A 6-mark answer needs all six PESTEL factors, applied to the food-delivery scenario.

Political
Federal and state government policies on the gig economy and food-delivery worker classification. The Closing Loopholes Acts 2023-2024 introduced regulated minimum standards for "employee-like" gig workers. Queensland state policies on local food safety also apply.
Economic
Post-2022 cost-of-living pressure has compressed customer discretionary spending on food delivery, with industry data showing slowed growth from the pandemic-era peak. RBA interest rate decisions affect both customer spending and small-business borrowing cost.
Social
Continued normalisation of food delivery as a regular consumer behaviour, particularly among under-35s in metropolitan Brisbane, Gold Coast and Sunshine Coast. Increased preference for healthier menu options and locally-sourced ingredients.
Technological
Established platforms (Uber Eats, DoorDash, Menulog) dominate; a new entrant must either integrate with existing platforms or invest in its own technology. Increasing use of AI for delivery routing and demand forecasting.
Environmental
Customer pressure for sustainable packaging and lower-carbon delivery (electric scooters or bikes for short urban routes). Queensland's specific tropical climate creates packaging challenges for food preservation.
Legal
Food Act 2006 (Qld) registration with the relevant council. Australian Consumer Law on misleading conduct and food labelling. Privacy Act for customer data. Fair Work Act for any employees.

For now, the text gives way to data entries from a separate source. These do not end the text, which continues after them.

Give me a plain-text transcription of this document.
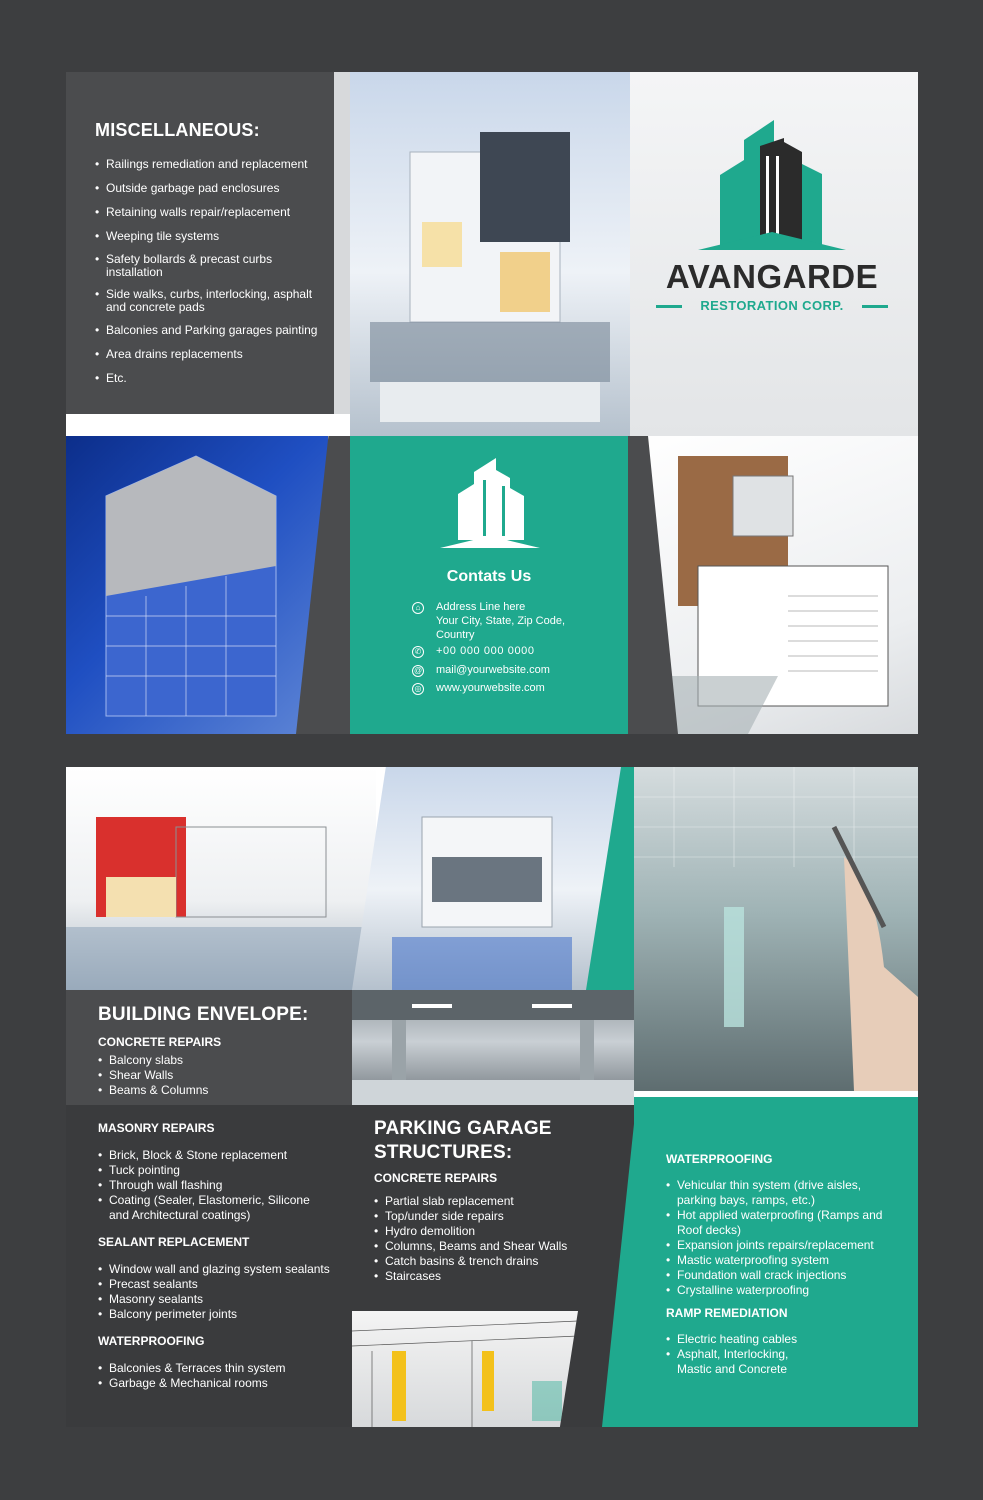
MISCELLANEOUS:
• Railings remediation and replacement
• Outside garbage pad enclosures
• Retaining walls repair/replacement
• Weeping tile systems
• Safety bollards & precast curbs installation
• Side walks, curbs, interlocking, asphalt and concrete pads
• Balconies and Parking garages painting
• Area drains replacements
• Etc.
AVANGARDE
RESTORATION CORP.
Contats Us
⌂	Address Line here
Your City, State, Zip Code,
Country
✆ +00 000 000 0000
@ mail@yourwebsite.com
◎ www.yourwebsite.com
BUILDING ENVELOPE:
CONCRETE REPAIRS
• Balcony slabs
• Shear Walls
• Beams & Columns
MASONRY REPAIRS
• Brick, Block & Stone replacement
• Tuck pointing
• Through wall flashing
• Coating (Sealer, Elastomeric, Silicone and Architectural coatings)
SEALANT REPLACEMENT
• Window wall and glazing system sealants
• Precast sealants
• Masonry sealants
• Balcony perimeter joints
WATERPROOFING
• Balconies & Terraces thin system
• Garbage & Mechanical rooms
PARKING GARAGE
STRUCTURES:
CONCRETE REPAIRS
• Partial slab replacement
• Top/under side repairs
• Hydro demolition
• Columns, Beams and Shear Walls
• Catch basins & trench drains
• Staircases
WATERPROOFING
• Vehicular thin system (drive aisles, parking bays, ramps, etc.)
• Hot applied waterproofing (Ramps and Roof decks)
• Expansion joints repairs/replacement
• Mastic waterproofing system
• Foundation wall crack injections
• Crystalline waterproofing
RAMP REMEDIATION
• Electric heating cables
• Asphalt, Interlocking, Mastic and Concrete
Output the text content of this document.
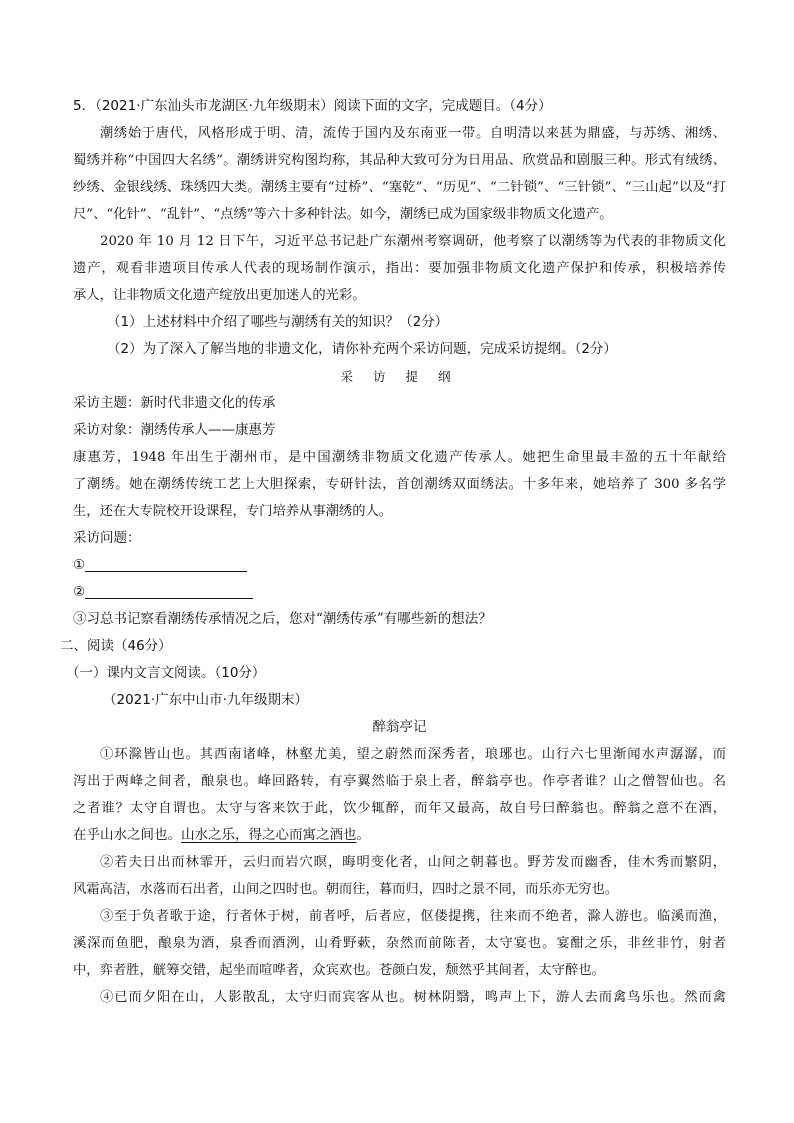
5．（2021·广东汕头市龙湖区·九年级期末）阅读下面的文字，完成题目。（4分）
潮绣始于唐代，风格形成于明、清，流传于国内及东南亚一带。自明清以来甚为鼎盛，与苏绣、湘绣、
蜀绣并称“中国四大名绣”。潮绣讲究构图均称，其品种大致可分为日用品、欣赏品和剧服三种。形式有绒绣、
纱绣、金银线绣、珠绣四大类。潮绣主要有“过桥”、“塞乾”、“历见”、“二针锁”、“三针锁”、“三山起”以及“打
尺”、“化针”、“乱针”、“点绣”等六十多种针法。如今，潮绣已成为国家级非物质文化遗产。
2020 年 10 月 12 日下午，习近平总书记赴广东潮州考察调研，他考察了以潮绣等为代表的非物质文化
遗产，观看非遗项目传承人代表的现场制作演示，指出：要加强非物质文化遗产保护和传承，积极培养传
承人，让非物质文化遗产绽放出更加迷人的光彩。
（1）上述材料中介绍了哪些与潮绣有关的知识？（2分）
（2）为了深入了解当地的非遗文化，请你补充两个采访问题，完成采访提纲。（2分）
采 访 提 纲
采访主题：新时代非遗文化的传承
采访对象：潮绣传承人——康惠芳
康惠芳，1948 年出生于潮州市，是中国潮绣非物质文化遗产传承人。她把生命里最丰盈的五十年献给
了潮绣。她在潮绣传统工艺上大胆探索，专研针法，首创潮绣双面绣法。十多年来，她培养了 300 多名学
生，还在大专院校开设课程，专门培养从事潮绣的人。
采访问题：
①
②
③习总书记察看潮绣传承情况之后，您对“潮绣传承”有哪些新的想法？
二、阅读（46分）
（一）课内文言文阅读。（10分）
（2021·广东中山市·九年级期末）
醉翁亭记
①环滁皆山也。其西南诸峰，林壑尤美，望之蔚然而深秀者，琅琊也。山行六七里渐闻水声潺潺，而
泻出于两峰之间者，酿泉也。峰回路转，有亭翼然临于泉上者，醉翁亭也。作亭者谁？山之僧智仙也。名
之者谁？太守自谓也。太守与客来饮于此，饮少辄醉，而年又最高，故自号曰醉翁也。醉翁之意不在酒，
在乎山水之间也。山水之乐，得之心而寓之酒也。
②若夫日出而林霏开，云归而岩穴暝，晦明变化者，山间之朝暮也。野芳发而幽香，佳木秀而繁阴，
风霜高洁，水落而石出者，山间之四时也。朝而往，暮而归，四时之景不同，而乐亦无穷也。
③至于负者歌于途，行者休于树，前者呼，后者应，伛偻提携，往来而不绝者，滁人游也。临溪而渔，
溪深而鱼肥，酿泉为酒，泉香而酒洌，山肴野蔌，杂然而前陈者，太守宴也。宴酣之乐，非丝非竹，射者
中，弈者胜，觥筹交错，起坐而喧哗者，众宾欢也。苍颜白发，颓然乎其间者，太守醉也。
④已而夕阳在山，人影散乱，太守归而宾客从也。树林阴翳，鸣声上下，游人去而禽鸟乐也。然而禽
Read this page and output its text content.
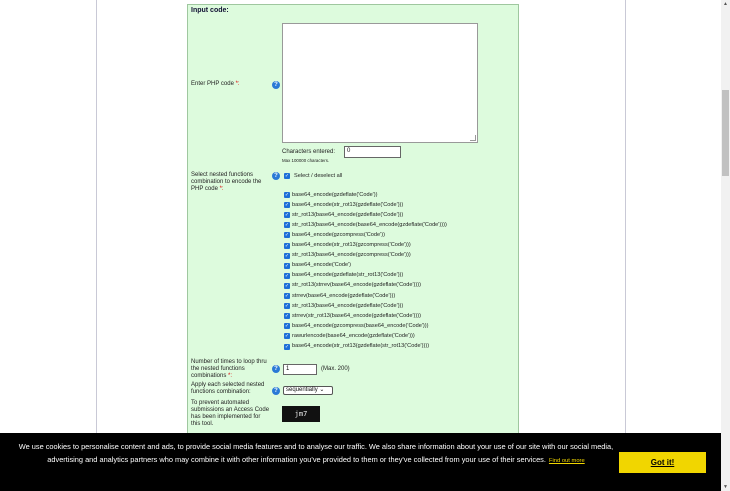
Input code:
Enter PHP code *:	?
Characters entered:	0
Max 100000 characters.
Select nested functions combination to encode the PHP code *:
?	✓ Select / deselect all
✓ base64_encode(gzdeflate('Code'))
✓ base64_encode(str_rot13(gzdeflate('Code')))
✓ str_rot13(base64_encode(gzdeflate('Code')))
✓ str_rot13(base64_encode(base64_encode(gzdeflate('Code'))))
✓ base64_encode(gzcompress('Code'))
✓ base64_encode(str_rot13(gzcompress('Code')))
✓ str_rot13(base64_encode(gzcompress('Code')))
✓ base64_encode('Code')
✓ base64_encode(gzdeflate(str_rot13('Code')))
✓ str_rot13(strrev(base64_encode(gzdeflate('Code'))))
✓ strrev(base64_encode(gzdeflate('Code')))
✓ str_rot13(base64_encode(gzdeflate('Code')))
✓ strrev(str_rot13(base64_encode(gzdeflate('Code'))))
✓ base64_encode(gzcompress(base64_encode('Code')))
✓ rawurlencode(base64_encode(gzdeflate('Code')))
✓ base64_encode(str_rot13(gzdeflate(str_rot13('Code'))))
Number of times to loop thru the nested functions combinations *:
?	1	(Max. 200)
Apply each selected nested functions combination:	?	sequentially ⌄
To prevent automated submissions an Access Code has been implemented for this tool.
jm7
▲
▼
We use cookies to personalise content and ads, to provide social media features and to analyse our traffic. We also share information about your use of our site with our social media, advertising and analytics partners who may combine it with other information you've provided to them or they've collected from your use of their services. Find out more	Got it!
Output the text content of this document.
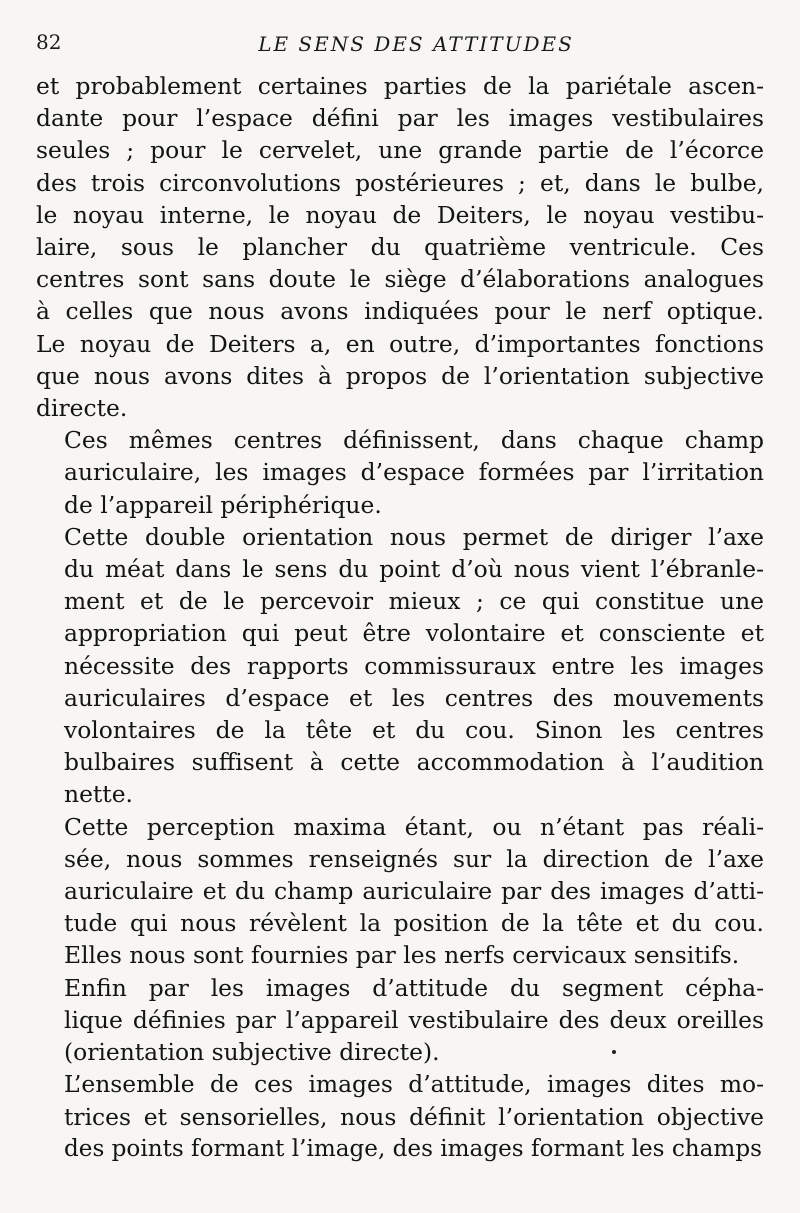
82	LE SENS DES ATTITUDES
et probablement certaines parties de la pariétale ascen-
dante pour l’espace défini par les images vestibulaires
seules ; pour le cervelet, une grande partie de l’écorce
des trois circonvolutions postérieures ; et, dans le bulbe,
le noyau interne, le noyau de Deiters, le noyau vestibu-
laire, sous le plancher du quatrième ventricule. Ces
centres sont sans doute le siège d’élaborations analogues
à celles que nous avons indiquées pour le nerf optique.
Le noyau de Deiters a, en outre, d’importantes fonctions
que nous avons dites à propos de l’orientation subjective
directe.
Ces mêmes centres définissent, dans chaque champ
auriculaire, les images d’espace formées par l’irritation
de l’appareil périphérique.
Cette double orientation nous permet de diriger l’axe
du méat dans le sens du point d’où nous vient l’ébranle-
ment et de le percevoir mieux ; ce qui constitue une
appropriation qui peut être volontaire et consciente et
nécessite des rapports commissuraux entre les images
auriculaires d’espace et les centres des mouvements
volontaires de la tête et du cou. Sinon les centres
bulbaires suffisent à cette accommodation à l’audition
nette.
Cette perception maxima étant, ou n’étant pas réali-
sée, nous sommes renseignés sur la direction de l’axe
auriculaire et du champ auriculaire par des images d’atti-
tude qui nous révèlent la position de la tête et du cou.
Elles nous sont fournies par les nerfs cervicaux sensitifs.
Enfin par les images d’attitude du segment cépha-
lique définies par l’appareil vestibulaire des deux oreilles
(orientation subjective directe).
L’ensemble de ces images d’attitude, images dites mo-
trices et sensorielles, nous définit l’orientation objective
des points formant l’image, des images formant les champs
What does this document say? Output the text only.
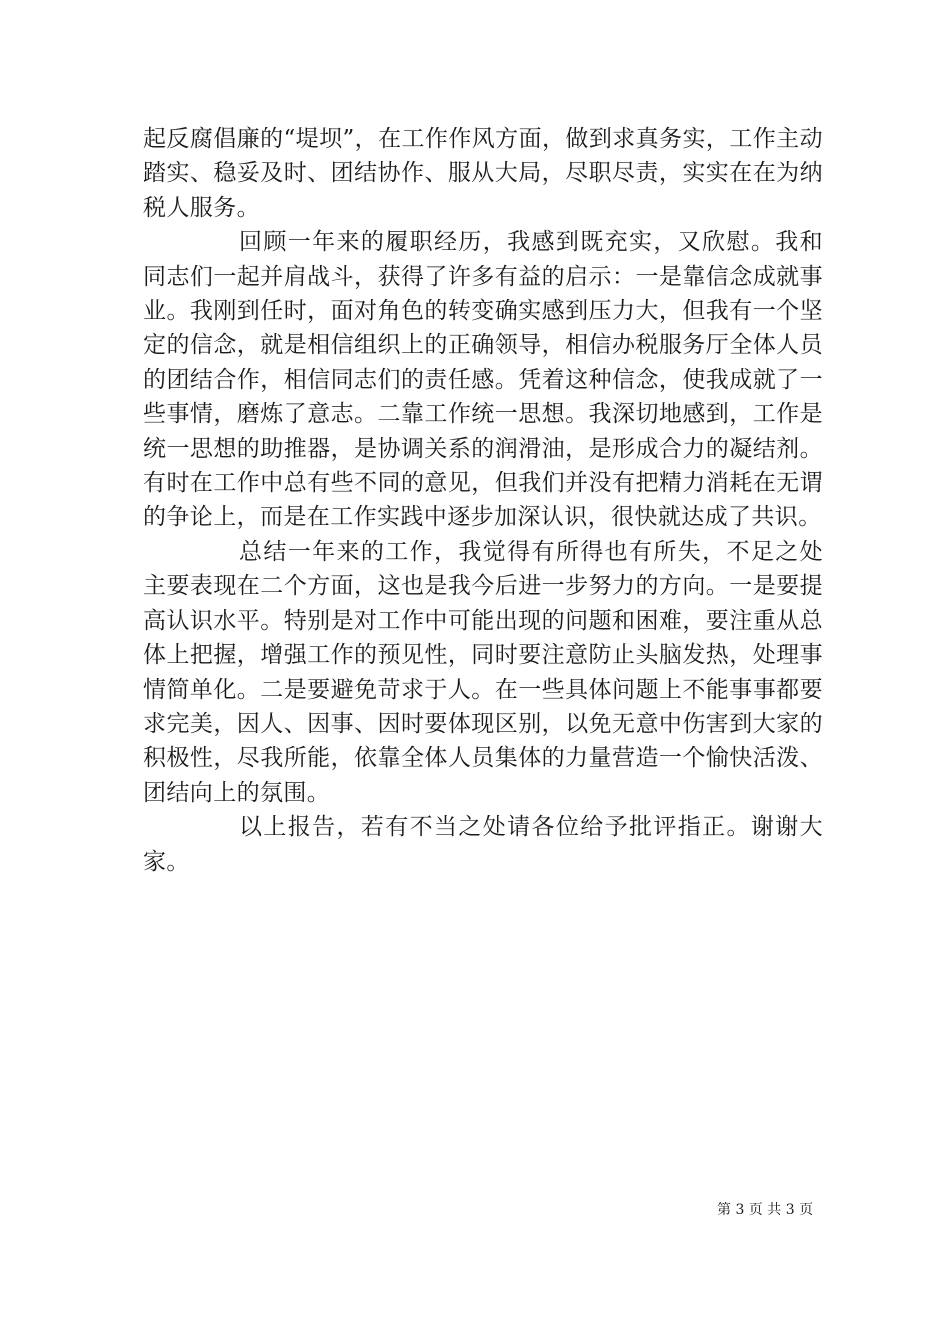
起反腐倡廉的“堤坝”，在工作作风方面，做到求真务实，工作主动踏实、稳妥及时、团结协作、服从大局，尽职尽责，实实在在为纳税人服务。

回顾一年来的履职经历，我感到既充实，又欣慰。我和同志们一起并肩战斗，获得了许多有益的启示：一是靠信念成就事业。我刚到任时，面对角色的转变确实感到压力大，但我有一个坚定的信念，就是相信组织上的正确领导，相信办税服务厅全体人员的团结合作，相信同志们的责任感。凭着这种信念，使我成就了一些事情，磨炼了意志。二靠工作统一思想。我深切地感到，工作是统一思想的助推器，是协调关系的润滑油，是形成合力的凝结剂。有时在工作中总有些不同的意见，但我们并没有把精力消耗在无谓的争论上，而是在工作实践中逐步加深认识，很快就达成了共识。

总结一年来的工作，我觉得有所得也有所失，不足之处主要表现在二个方面，这也是我今后进一步努力的方向。一是要提高认识水平。特别是对工作中可能出现的问题和困难，要注重从总体上把握，增强工作的预见性，同时要注意防止头脑发热，处理事情简单化。二是要避免苛求于人。在一些具体问题上不能事事都要求完美，因人、因事、因时要体现区别，以免无意中伤害到大家的积极性，尽我所能，依靠全体人员集体的力量营造一个愉快活泼、团结向上的氛围。

以上报告，若有不当之处请各位给予批评指正。谢谢大家。

第 3 页 共 3 页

Markers reward all six factors named, brief application to the scenario, and the implication for the business creation decision.

2022 QCAA4 marksExplain how social and technological factors can create business opportunities in Australia.
Show worked answer →

A 4-mark answer needs both factor groups, the mechanism and an example.

Social factors create opportunities through changing customer preferences, demographics and values. The post-Covid rise of hybrid working and increased focus on home productivity opened opportunities for businesses offering home-office furniture, ergonomic equipment, and home-based wellness services. The growing focus on Indigenous-led business in Australia has created opportunities for businesses supplying Indigenous-led supply chains under government and corporate procurement targets.

Example: Who Gives a Crap (Melbourne, 2012) responded to social factors - growing consumer interest in socially-conscious brands and willingness to pay a small premium for products that fund social causes. The business funds 50 percent of profits into sanitation programs through WaterAid.

Technological factors create opportunities through enabling new products, lowering startup cost or disrupting existing markets. Cloud computing (AWS, Azure) and the no-code movement have allowed small Australian businesses to launch globally with minimal upfront IT cost. AI and machine learning have created entire new business categories.

Example: Canva (Perth, 2013) exploited cloud and browser-based technology to deliver design software that previously required expensive desktop installs. The technology enabled a freemium global model from day one.

Markers reward both factor groups, the mechanism (preference change v capability change), and a real Australian example for each.